When do we switch from "full-season" to "shorter season" corn hybrids?

May 4, 1995 2(7):58-59

Joe Lauer, Corn Agronomist

The rainy, cold weather and wet, cool soil temperatures we have experienced during April has delayed Wisconsin fieldwork. Most corn was not planted by the optimum May 1 planting date. Due to delayed planting, it is likely that some growers will need to modify their hybrid selections and switch corn hybrid maturities from full-season to shorter -season maturities. Table 1 describes some guidelines for switching corn hybrid maturities in various Wisconsin production zones when the end-use is dry grain. The chances of obtaining dry grain when planting in mid- to late-June are low.

When using these guidelines, please remember that growing season, site and management influence a particular hybrid's actual days to maturity. Also, there is no industry standard for calculating hybrid maturity ratings. Therefore, use the values in Table 1 only as a general guide.

Table 1. Latest acceptable planting date and hybrid maturity for dry corn grain in several Wisconsin production zones.
Hybrid maturity Southern South Central North central Northern
Latest planting Relative maturity Latest planting Relative maturity Latest planting Relative maturity Latest planting Relative maturity
  date days date days date days date days
Full-season 5 May 105-110 8 May 100-105 11 May 95-100 14 May 85-90
Mid-season 15 May 100-105 18 May 95-100 21 May 85-95 24 May 75-85
Short-season 25 May 95-100 28 May 90-95 31 May 75-85 4 June 65-75

Based upon a four year trial conducted at six locations in Wisconsin between 1991 and 1994, corn grain yield was found to decrease about 0.3-0.5% per day during early May. The rate of grain yield decrease accelerated to 1.5-2.3% per day when corn was planted later in May. Although the penalty for late planting is important, growers also need to be careful to avoid tillage when soil is too wet. Yields may be reduced somewhat this year, but effects of soil compaction can reduce yields for several years to come.

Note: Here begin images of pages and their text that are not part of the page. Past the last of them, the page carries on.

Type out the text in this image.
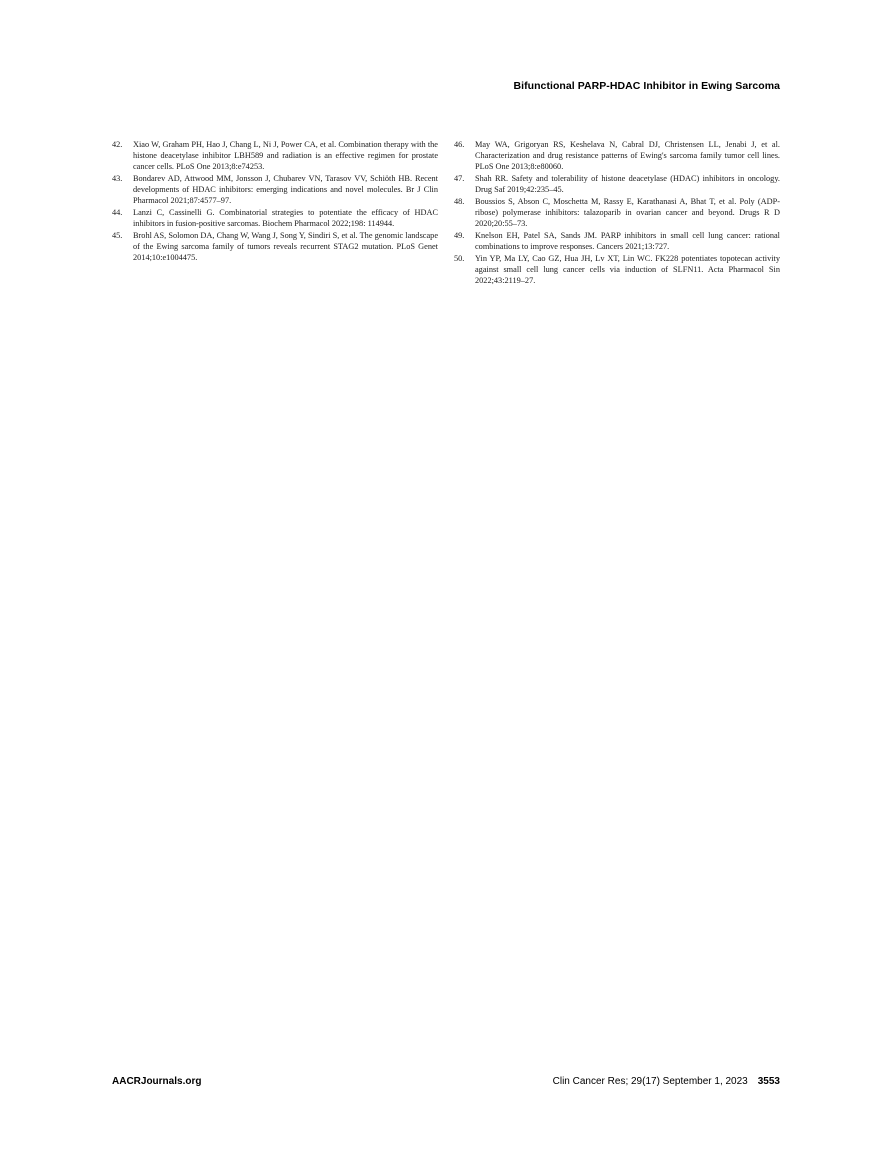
Bifunctional PARP-HDAC Inhibitor in Ewing Sarcoma
42. Xiao W, Graham PH, Hao J, Chang L, Ni J, Power CA, et al. Combination therapy with the histone deacetylase inhibitor LBH589 and radiation is an effective regimen for prostate cancer cells. PLoS One 2013;8:e74253.
43. Bondarev AD, Attwood MM, Jonsson J, Chubarev VN, Tarasov VV, Schiöth HB. Recent developments of HDAC inhibitors: emerging indications and novel molecules. Br J Clin Pharmacol 2021;87:4577–97.
44. Lanzi C, Cassinelli G. Combinatorial strategies to potentiate the efficacy of HDAC inhibitors in fusion-positive sarcomas. Biochem Pharmacol 2022;198: 114944.
45. Brohl AS, Solomon DA, Chang W, Wang J, Song Y, Sindiri S, et al. The genomic landscape of the Ewing sarcoma family of tumors reveals recurrent STAG2 mutation. PLoS Genet 2014;10:e1004475.
46. May WA, Grigoryan RS, Keshelava N, Cabral DJ, Christensen LL, Jenabi J, et al. Characterization and drug resistance patterns of Ewing's sarcoma family tumor cell lines. PLoS One 2013;8:e80060.
47. Shah RR. Safety and tolerability of histone deacetylase (HDAC) inhibitors in oncology. Drug Saf 2019;42:235–45.
48. Boussios S, Abson C, Moschetta M, Rassy E, Karathanasi A, Bhat T, et al. Poly (ADP-ribose) polymerase inhibitors: talazoparib in ovarian cancer and beyond. Drugs R D 2020;20:55–73.
49. Knelson EH, Patel SA, Sands JM. PARP inhibitors in small cell lung cancer: rational combinations to improve responses. Cancers 2021;13:727.
50. Yin YP, Ma LY, Cao GZ, Hua JH, Lv XT, Lin WC. FK228 potentiates topotecan activity against small cell lung cancer cells via induction of SLFN11. Acta Pharmacol Sin 2022;43:2119–27.
AACRJournals.org	Clin Cancer Res; 29(17) September 1, 2023 3553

Your decision to switch hybrid maturity depends upon:

  1. Desire to accept risk: Longer season hybrids offer the highest yield potentials, but may also increase drying costs and/or delay harvest.
  2. Potential use: For dry grain, relative maturities should be shorter-season within the maturity range for the latest acceptable planting date. For high moisture corn and silage, relative maturities should be longer-season within the maturity range for the latest acceptable planting date.
  3. Field conditions: Shorter season hybrids within the maturity range for the latest acceptable planting date should be selected when field conditions include heavy crop residue, reduced tillage, and heavy soil textures.
  4. Hybrid dry down and grain quality characteristics: Longer-season hybrids within the latest acceptable planting dates should have fast grain dry-down and high test weight characteristics.
  5. Ease of trading original hybrids for superior shorter-season alternatives.